News and notes from Indy qualifying day
Different car, same age-old problems at Indianapolis. After waiting all week to see how the new DW12 would stand up to an old-school Indianapolis 500 crash, we saw three of them on Saturday. Bryan Clauson, Oriol Servia and Ed Carpenter stacked up three chassis in three separate incidents Saturday, sending their respective teams scurrying for parts, time and their checkbooks.
Andy O’Gara of Sarah Fisher Hartman Racing said of the Clauson crash - “We went to Dallara to get parts - new side pods, new underwing, new engine cowling, and other body pieces and mechanical bits. We went through tech around 9 o'clock this morning. The car was damaged pretty badly; it's a $200,000 hit. It was a big hit - left-side body work, left-side suspension, front and rear wings, engine, gear box, side covers, drive line, radiators, exhaust - big hit."
Alex Lloyd, who had a similar hit in his rookie year at the Speedway said that some things never change – “An early turn-in is all it’ll take at quals at Indy. I’ve done it before and it hurts.”
Carpenter’s guys actually nodded off on Pit Lane after working until the wee hours of the morning to rebuild the #20 Fuzzy’s Premium Vodka machine. They worked until 12:30 A.M. Saturday morning and then came back to work at 6 a.m. to finish the car. Servia’s Dreyer & Reinbold machine fared better than the crash footage showed, as the #22 car emerged with the gearbox intact after contact with the inside wall as well as the retaining wall at the entrance to Pit Lane.
“It looked a lot worse than it was, probably, but we didn't get into the side pods of the car,” said team co-owner Robbie Buhl. “The undertray wasn't too bad. The guys had the car back together by 11 last night, and we were out of here. I would say we were pretty lucky, all things considered.”
Keith Wiggins and his HVM squad knew that the first year was going to be a trying one with the new chassis and engine, especially when the team’s Lotus engines had such an inauspicious start to the month of May. In the end, Wiggins – who is a veteran of many Indy 500 and F1 wars - knew where he stood.
“To be honest," he said, "we're happy to be in and under the circumstances we're grateful that there's only 33 cars. Right now we've got some work to do. We've just got to focus on the race and make sure that next year we come back with much improved power."
Other drivers were mystified as to where their Friday speeds went on Saturday. Expectations went unfulfilled on a number of teams as weather conditions wreaked havoc on setups.
“We changed one gear and polished the car and somehow lost three miles-per-hour.” lamented Justin Wilson of his Dale Coyne Racing machine.
Marco Andretti was a little more ethereal with his thoughts on how his Fast Friday-leading car ended up fourth on the final grid.
“We lost an entire mile-per-hour yesterday.

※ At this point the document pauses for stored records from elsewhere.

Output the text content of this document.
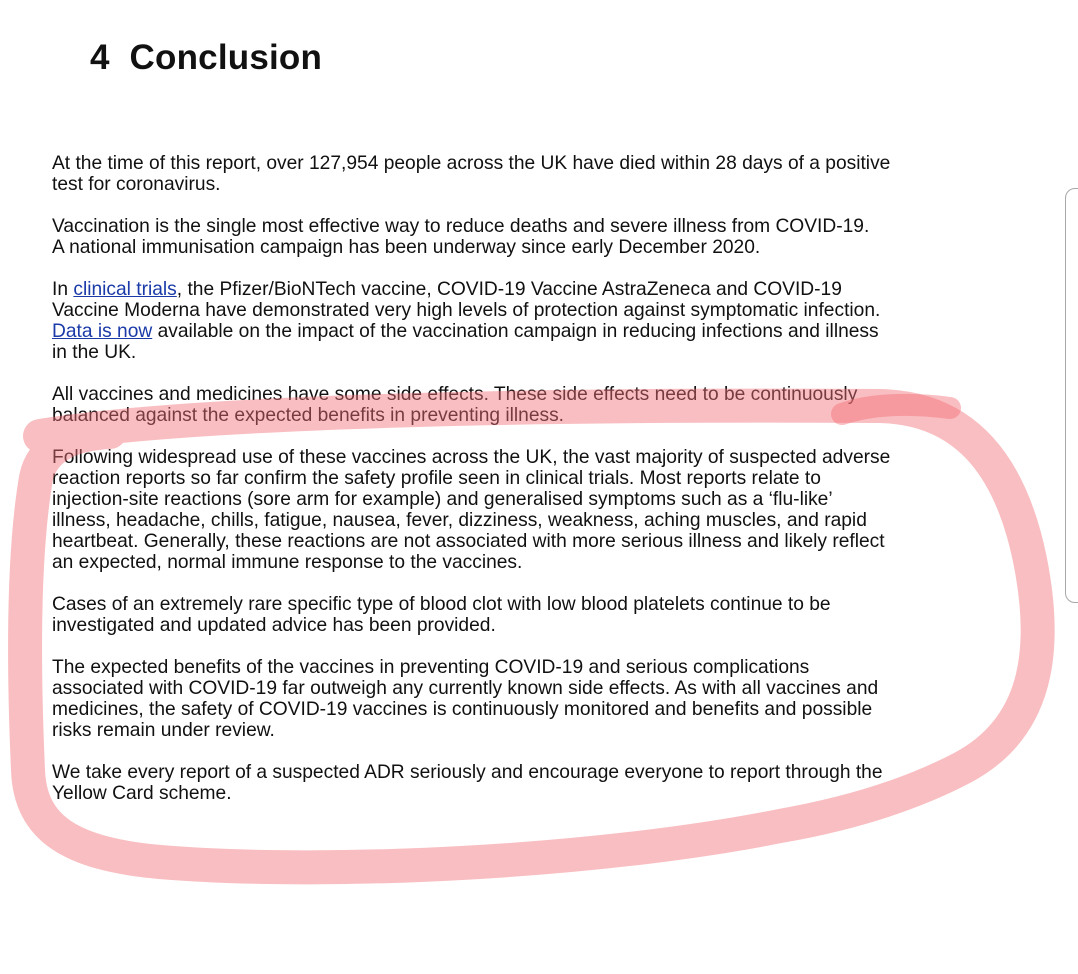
4 Conclusion

At the time of this report, over 127,954 people across the UK have died within 28 days of a positive
test for coronavirus.

Vaccination is the single most effective way to reduce deaths and severe illness from COVID-19.
A national immunisation campaign has been underway since early December 2020.

In clinical trials, the Pfizer/BioNTech vaccine, COVID-19 Vaccine AstraZeneca and COVID-19
Vaccine Moderna have demonstrated very high levels of protection against symptomatic infection.
Data is now available on the impact of the vaccination campaign in reducing infections and illness
in the UK.

All vaccines and medicines have some side effects. These side effects need to be continuously
balanced against the expected benefits in preventing illness.

Following widespread use of these vaccines across the UK, the vast majority of suspected adverse
reaction reports so far confirm the safety profile seen in clinical trials. Most reports relate to
injection-site reactions (sore arm for example) and generalised symptoms such as a ‘flu-like’
illness, headache, chills, fatigue, nausea, fever, dizziness, weakness, aching muscles, and rapid
heartbeat. Generally, these reactions are not associated with more serious illness and likely reflect
an expected, normal immune response to the vaccines.

Cases of an extremely rare specific type of blood clot with low blood platelets continue to be
investigated and updated advice has been provided.

The expected benefits of the vaccines in preventing COVID-19 and serious complications
associated with COVID-19 far outweigh any currently known side effects. As with all vaccines and
medicines, the safety of COVID-19 vaccines is continuously monitored and benefits and possible
risks remain under review.

We take every report of a suspected ADR seriously and encourage everyone to report through the
Yellow Card scheme.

I have no idea where it went. That’s Indy I guess.”
Top among the notes over the weekend was in the touching tribute that Andretti Autosport driver James Hinchcliffe displayed in memorial to fallen countryman Greg Moore. Hinchcliffe had a signed pair of Moore’s signature red racing gloves under his uniform during his pole run, and showed them to the media after he climbed out of the car.
“Greg never got a chance to run here at Indianapolis, so we wanted to take him with us out there today,” Hinchcliffe said.

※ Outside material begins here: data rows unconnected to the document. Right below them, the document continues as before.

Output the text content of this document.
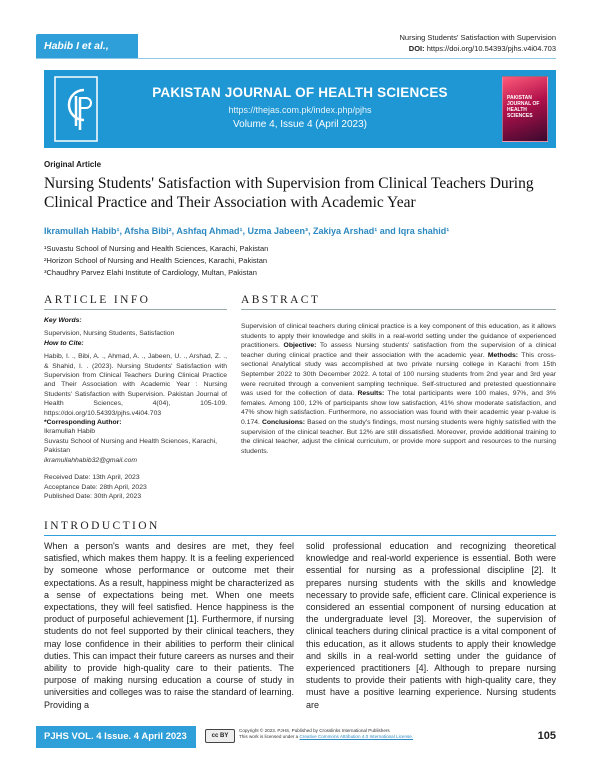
Habib I et al.,
Nursing Students' Satisfaction with Supervision
DOI: https://doi.org/10.54393/pjhs.v4i04.703
PAKISTAN JOURNAL OF HEALTH SCIENCES
https://thejas.com.pk/index.php/pjhs
Volume 4, Issue 4 (April 2023)
PAKISTAN JOURNAL OF HEALTH SCIENCES
Original Article
Nursing Students' Satisfaction with Supervision from Clinical Teachers During Clinical Practice and Their Association with Academic Year
Ikramullah Habib¹, Afsha Bibi², Ashfaq Ahmad¹, Uzma Jabeen³, Zakiya Arshad¹ and Iqra shahid¹
¹Suvastu School of Nursing and Health Sciences, Karachi, Pakistan
²Horizon School of Nursing and Health Sciences, Karachi, Pakistan
³Chaudhry Parvez Elahi Institute of Cardiology, Multan, Pakistan
ARTICLE INFO	ABSTRACT
Key Words:
Supervision, Nursing Students, Satisfaction
How to Cite:
Habib, I. ., Bibi, A. ., Ahmad, A. ., Jabeen, U. ., Arshad, Z. ., & Shahid, I. . (2023). Nursing Students' Satisfaction with Supervision from Clinical Teachers During Clinical Practice and Their Association with Academic Year : Nursing Students' Satisfaction with Supervision. Pakistan Journal of Health Sciences, 4(04), 105-109. https://doi.org/10.54393/pjhs.v4i04.703
*Corresponding Author:
Ikramullah Habib
Suvastu School of Nursing and Health Sciences, Karachi, Pakistan
ikramullahhabib32@gmail.com
Received Date: 13th April, 2023
Acceptance Date: 28th April, 2023
Published Date: 30th April, 2023
Supervision of clinical teachers during clinical practice is a key component of this education, as it allows students to apply their knowledge and skills in a real-world setting under the guidance of experienced practitioners. Objective: To assess Nursing students' satisfaction from the supervision of a clinical teacher during clinical practice and their association with the academic year. Methods: This cross-sectional Analytical study was accomplished at two private nursing college in Karachi from 15th September 2022 to 30th December 2022. A total of 100 nursing students from 2nd year and 3rd year were recruited through a convenient sampling technique. Self-structured and pretested questionnaire was used for the collection of data. Results: The total participants were 100 males, 97%, and 3% females. Among 100, 12% of participants show low satisfaction, 41% show moderate satisfaction, and 47% show high satisfaction. Furthermore, no association was found with their academic year p-value is 0.174. Conclusions: Based on the study's findings, most nursing students were highly satisfied with the supervision of the clinical teacher. But 12% are still dissatisfied. Moreover, provide additional training to the clinical teacher, adjust the clinical curriculum, or provide more support and resources to the nursing students.
INTRODUCTION
When a person's wants and desires are met, they feel satisfied, which makes them happy. It is a feeling experienced by someone whose performance or outcome met their expectations. As a result, happiness might be characterized as a sense of expectations being met. When one meets expectations, they will feel satisfied. Hence happiness is the product of purposeful achievement [1]. Furthermore, if nursing students do not feel supported by their clinical teachers, they may lose confidence in their abilities to perform their clinical duties. This can impact their future careers as nurses and their ability to provide high-quality care to their patients. The purpose of making nursing education a course of study in universities and colleges was to raise the standard of learning. Providing a
solid professional education and recognizing theoretical knowledge and real-world experience is essential. Both were essential for nursing as a professional discipline [2]. It prepares nursing students with the skills and knowledge necessary to provide safe, efficient care. Clinical experience is considered an essential component of nursing education at the undergraduate level [3]. Moreover, the supervision of clinical teachers during clinical practice is a vital component of this education, as it allows students to apply their knowledge and skills in a real-world setting under the guidance of experienced practitioners [4]. Although to prepare nursing students to provide their patients with high-quality care, they must have a positive learning experience. Nursing students are
PJHS VOL. 4 Issue. 4 April 2023	cc BY
Copyright © 2023. PJHS, Published by Crosslinks International Publishers
This work is licensed under a Creative Commons Attribution 4.0 International License.	105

Moore was an extremely talented driver from British Columbia, Canada who lost his life in a racing accident at California Speedway in 1999. Prior to the accident Moore had signed to drive for Team Penske, a spot that instead went now to three-time Indy 500 champion Helio Castroneves.

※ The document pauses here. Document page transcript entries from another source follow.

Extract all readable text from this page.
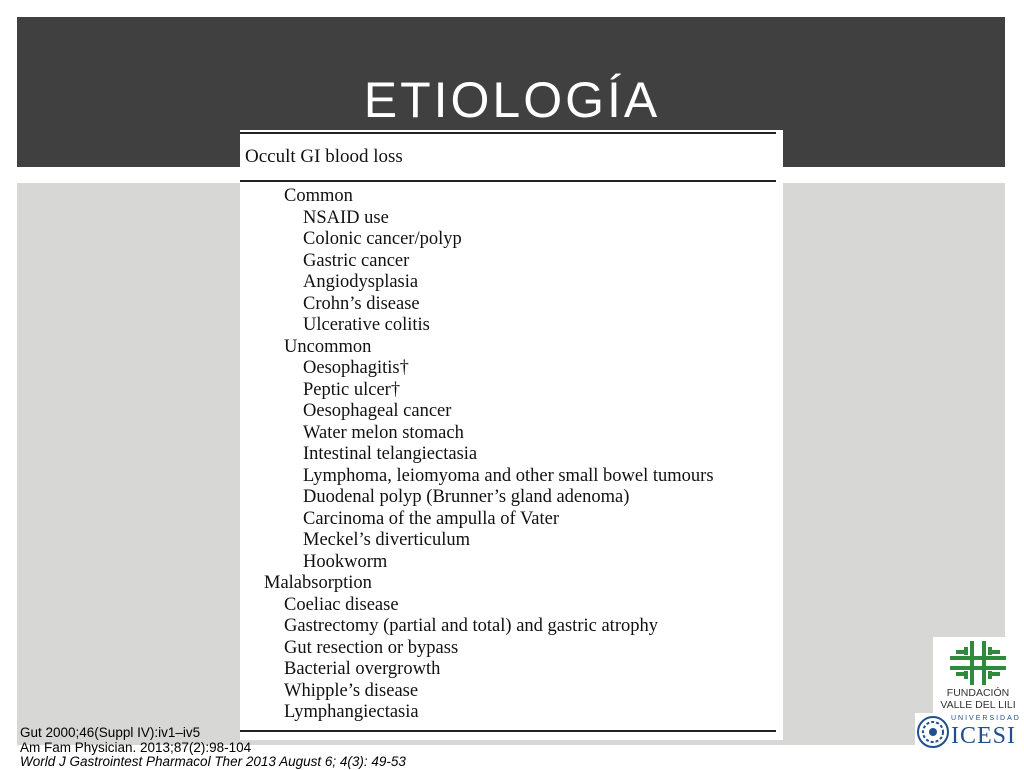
Occult GI blood loss
Common
NSAID use
Colonic cancer/polyp
Gastric cancer
Angiodysplasia
Crohn’s disease
Ulcerative colitis
Uncommon
Oesophagitis†
Peptic ulcer†
Oesophageal cancer
Water melon stomach
Intestinal telangiectasia
Lymphoma, leiomyoma and other small bowel tumours
Duodenal polyp (Brunner’s gland adenoma)
Carcinoma of the ampulla of Vater
Meckel’s diverticulum
Hookworm
Malabsorption
Coeliac disease
Gastrectomy (partial and total) and gastric atrophy
Gut resection or bypass
Bacterial overgrowth
Whipple’s disease
Lymphangiectasia
ETIOLOGÍA
Gut 2000;46(Suppl IV):iv1–iv5
Am Fam Physician. 2013;87(2):98-104
World J Gastrointest Pharmacol Ther 2013 August 6; 4(3): 49-53
FUNDACIÓN
VALLE DEL LILI
UNIVERSIDAD
ICESI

Fan Force United driver Alesi is the oldest rookie to start in the Indianapolis 500. He will be 47 years, 351 days old on Race Day. The previous oldest rookie to start in the Indianapolis 500 was Jack Hewitt at 46 years, 320 days in 1998. Hewitt finished 12th, five laps down.
All five Andretti Autosport drivers - James Hinchcliffe, Ryan Hunter-Reay, Marco Andretti, Ana Beatriz and Sebastian Saavedra - achieved career-best Indianapolis 500 starting spots this year. But the results came at a cost. The team paid out $95,000 in penalties because of technical infractions that were uncovered in pre- and post-qualifying inspections.
Much was made of the larger draft created by the DW12 and how much farther the aero effects will reach behind the car this year. Dreyer & Reinbold’s Oriol Servia thought that this year’s car felt the effects far earlier in the draft. “This car, you can feel the draft when you are 10 lengths behind when last year you didn’t get it until you were two or three lengths away.”
The drivers feel the effect earlier and some claim that the closer you get, the drastically more increased the draft gets. But this increased effect may not automatically make for better passing opportunities as the draft means that a driver will have to set up his passes earlier, as there is thought to a bigger penalty for being wrong on a proposed pass.
“To get to where the car really sucks up on another, you have to be on the throttle following them,” said Ryan Hunter-Reay. “You have to have a good run to the corner. You can’t be pedaling it back there. There’s a bigger penalty for a lift in traffic. You’ll drop back further.”